Не успел я осознать, как Алекс стоял напротив меня, причем так близко, что я кожей чувствовал его неровное дыхание. Колющий взгляд из-под челки вонзился прямо в душу. Порой Алекс напоминал мне проклятого ребенка из страшных книг.

– Никогда не зови меня маленьким. Я тебе не котенок, понял?
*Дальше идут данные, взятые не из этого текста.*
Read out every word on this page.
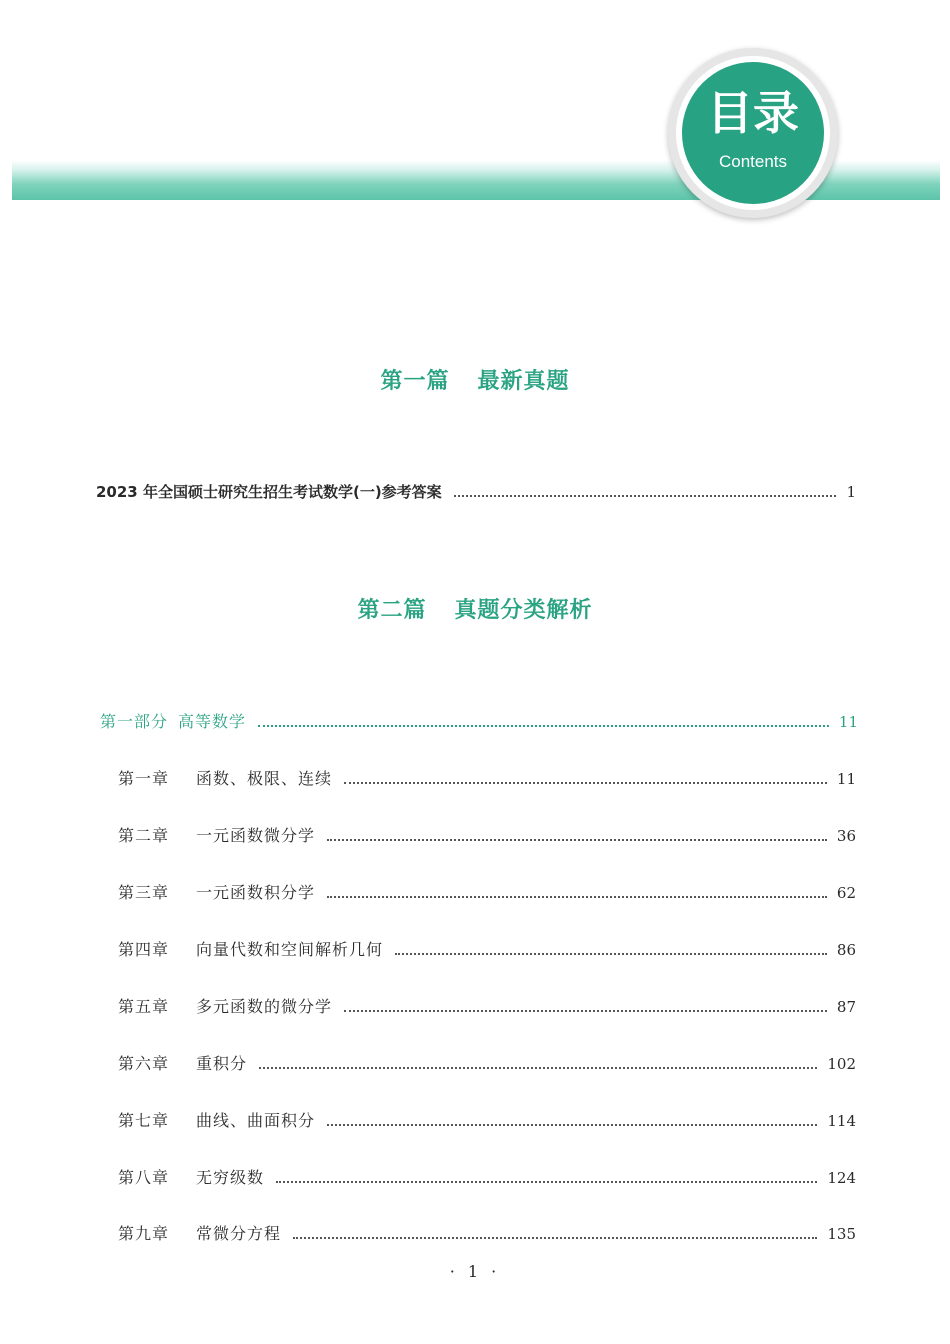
目录
Contents
第一篇 最新真题
2023 年全国硕士研究生招生考试数学(一)参考答案	1
第二篇 真题分类解析
第一部分 高等数学	11
第一章	函数、极限、连续	11
第二章	一元函数微分学	36
第三章	一元函数积分学	62
第四章	向量代数和空间解析几何	86
第五章	多元函数的微分学	87
第六章	重积分	102
第七章	曲线、曲面积分	114
第八章	无穷级数	124
第九章	常微分方程	135
· 1 ·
Когда я слабо кивнул, он отстранился и тоже залез на капот, как ни в чем не бывало продолжая:

– Парадокс. Ты хочешь попасть к другим людям, но не уходишь отсюда. А я без конца иду, хоть и не хочу.

– Тогда… Почему идешь?

– Потому что не вижу другого пути. У всех ведь должна быть цель, верно? Моя цель заключается в самом пути. Я хочу насладиться дорогой.

– Если бы я умел, я бы тоже… наслаждался. Но пока выходит наоборот. Всё идет наперекосяк. Теперь вот еще и Роза с Норой… Мне кажется, в русской рулетке я бы выбыл первым с таким везением.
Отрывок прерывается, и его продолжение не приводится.